Excision Score: Evaluating Edits with Surgical Precision
Many tasks revolve around editing a document, whether code or text. We formulate the revision similarity problem to unify a wide range of machine learning evaluation problems whose goal is to assess a revision to an existing document. We observe that revisions usually change only a small portion of an existing document, so the existing document and its immediate revisions share a majority of their content. We formulate five adequacy criteria for revision similarity measures, designed to align them with human judgement. We show that popular pairwise measures, like BLEU, fail to meet these criteria, because their scores are dominated by the shared content. They report high similarity between two revisions when humans would assess them as quite different. This is a fundamental flaw we address. We propose a novel static measure, Excision Score (ES), which computes longest common subsequence (LCS) to remove content shared by an existing document with the ground truth and predicted revisions, before comparing only the remaining divergent regions. This is analogous to a surgeon creating a sterile field to focus on the work area. We use approximation to speed the standard cubic LCS computation to quadratic. In code-editing evaluation, where static measures are often used as a cheap proxy for passing tests, we demonstrate that ES surpasses existing measures. When aligned with test execution on HumanEvalFix, ES improves over its nearest competitor, SARI, by 12% Pearson correlation and by >21% over standard measures like BLEU. The key criterion is invariance to shared context; when we perturb HumanEvalFix with increased shared context, ES’ improvement over SARI increases to 20% and >30% over standard measures. ES also handles other corner cases that other measures do not, such as correctly aligning moved code blocks, and appropriately rewarding matching insertions or deletions.
💡 Research Summary
The paper addresses a fundamental flaw in existing similarity metrics for revision tasks, where the majority of a document is shared between the original source and its revisions. Traditional pairwise measures such as BLEU, ROUGE, METEOR, and chrF are dominated by this shared context, leading them to assign near‑perfect scores even when the actual edit is completely incorrect. To remedy this, the authors formalize the “revision similarity” problem as a three‑way alignment among the original document (O), a reference revision (A), and a hypothesis revision (B). They introduce the concepts of conserved columns (identical across all three sequences) and divergent regions (clusters of columns where at least one sequence differs).
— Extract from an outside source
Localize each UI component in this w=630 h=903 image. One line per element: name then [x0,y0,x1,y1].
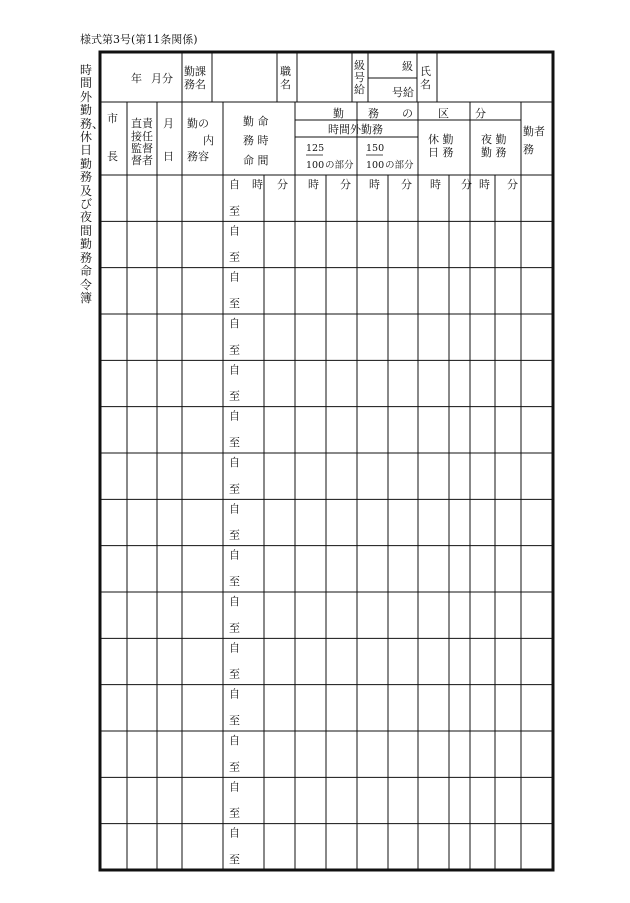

Based on this alignment, they propose five adequacy criteria that any revision‑similarity metric should satisfy: (1) reward matching edits, (2) penalize mismatching edits, (3) be invariant to shared context, (4) be origin‑variant (scores should change when the original document changes while A and B stay fixed), and (5) reward semantically equivalent mismatches. An analysis shows that most popular metrics violate several of these criteria, especially invariance to shared context.
The core contribution is the Excision Score (ES), a static, task‑agnostic, interpretable, and lightweight metric. ES first computes the Longest Common Subsequence (LCS) between O and each revision to excise the shared content, then compares only the remaining divergent regions using n‑gram overlap. To keep computation tractable, the authors adopt a quadratic‑time approximation of the cubic‑time LCS algorithm.
Empirical evaluation focuses on code‑editing tasks, using the HumanEvalFix benchmark. ES achieves a Pearson correlation with human judgments that is 12 % higher than the best existing static metric (SARI) and more than 21 % higher than BLEU, ROUGE, and METEOR. When the dataset is perturbed to increase shared context, ES’s advantage grows to 20 % over SARI and exceeds 30 % over standard measures, confirming its robustness to the very issue that plagues other metrics. Additional experiments demonstrate that ES correctly handles edge cases such as moved code blocks, insertions, deletions, and semantically equivalent alternatives (e.g., different sorting algorithms).
The authors argue that while dynamic, execution‑based metrics (e.g., pass@k) remain essential for assessing functional correctness, static metrics like ES are indispensable for large‑scale model evaluation, clustering of revisions, and scenarios where execution is infeasible or costly. By focusing exclusively on the divergent regions, ES provides a more faithful proxy for human judgment, enabling faster and more interpretable assessment of LLM‑driven edit assistants across both natural language and code domains.